Le ciel nous jette des pierres. Il est encore tombé le mois dernier un aérolithe qui est arrivé (par ricochet) jusqu’à l’Institut. La police de la voirie semble assez mal faite dans les régions éthérées. Nous avons cependant assez de tuiles que nos maisons nous lancent à la tête, sans nous trouver encore exposés à recevoir les morceaux des vieilles planètes qui se brisent dans l’espace.
Le soir, lorsque votre regard interroge la voûte constellée, en quête d’un souvenir ou d’une espérance, vous avez parfois suivi d’un œil curieux les étoiles filantes qui se décrochent du ciel en rayant l’obscurité d’une traînée lumineuse. On dirait des âmes en peine à la recherche d’une nouvelle patrie. Elles s’en vont au delà de notre horizon tomber dans l’immensité ; mais quelques-unes, fatiguées de leur course échevelée, se laissent prendre dans notre atmosphère, subissent les lois de l’attraction et se précipitent sur la terre avec une vitesse d’environ 40 kilomètres par seconde.
La terrible vitesse de leur mouvement de translation les échauffe, les rend lumineuses et incandescentes au contact de l’atmosphère terrestre. Sur ses confins, parfois elles éclatent comme des bombes, et c’est à l’état de nombreux fragments qu’elles touchent le sol. Je pourrais même dire qu’elles le défoncent, car elles se creusent parfois un trou de 2 à 3 mètres de profondeur.
Les étoiles filantes prennent dans le langage scientifique le nom de bolides, aérolithes ou météorites. Leur constitution chimique est à peu de choses près toujours la même : elles sont composées de soufre, de silice, de magnésie, de fer et de nickel à l’état métallique, de chrome, etc. Parfois elles contiennent un peu de charbon ou de matière bitumineuse.
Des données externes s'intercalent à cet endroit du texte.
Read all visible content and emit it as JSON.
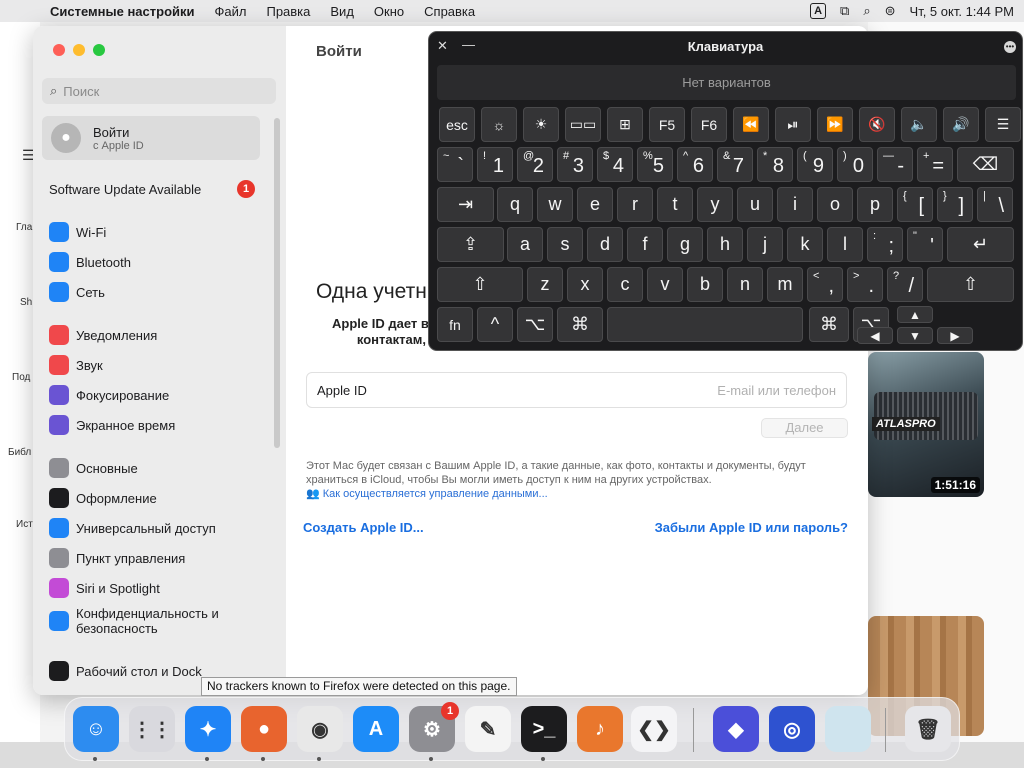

Leur physionomie est celle d’un fragment de roche irrégulier, et la surface est recouverte par une vitrification due à la fusion de leurs éléments superficiels, déterminée par la haute température qu’elles ont subie dans leur voyage.
Le volume des aérolithes est variable comme leur poids, qui oscille entre 250 grammes et 50,000 kilogr. On les a vus tomber avec tant de profusion, qu’ils étaient innombrables. On estime à plusieurs centaines de mille ceux qui sont tombés entre le golfe du Mexique et Halifax dans la nuit du 12 au 13 novembre 1823.
Heureusement que ces averses de feu sont inconnues dans nos contrées. Les bolides deviennent assez rares chez nous pour qu’on signale leur chute comme un phénomène. Une pluie de grenouilles est désagréable, et encore, on peut en tirer un certain parti ; mais une giboulée de pavés brûlants, même venant du ciel, serait une chose détestable à tous les points de vue.
L’illustre Laplace considérait les bolides comme des débris lancés par les volcans de la lune. Cette hypothèse, abandonnée maintenant, n’avait rien d’impossible.
La lune n’a pas d’atmosphère, elle n’est point, comme notre planète, enveloppée par un milieu aérien présentant une certaine résistance. Une pierre lancée de la lune avec une vitesse égale à cinq fois et demie celle d’un boulet, sortirait de la sphère d’attraction de notre satellite pour tomber dans celle de la terre. J’ajouterai que la constitution des bolides leur donne une grande ressemblance avec certaines de nos roches volcaniques.
Il est admis actuellement que les astéroïdes dont nous nous occupons forment deux grands courants distincts se mouvant autour du soleil, en dehors de l’atmosphère de la terre. Il en existe des myriades qui parcourent les deux zones. Celles qui font l’école buissonnière, ou que leur humeur quinteuse écarte du troupeau, subissent l’attraction des planètes dont elles s’approchent, et contre lesquelles elles viennent se heurter ; car chaque corps céleste a une activité d’attraction qui rayonne dans une certaine étendue, et tout ce qui passe à la portée de ce rayonnement est immédiatement attiré de la circonférence au centre.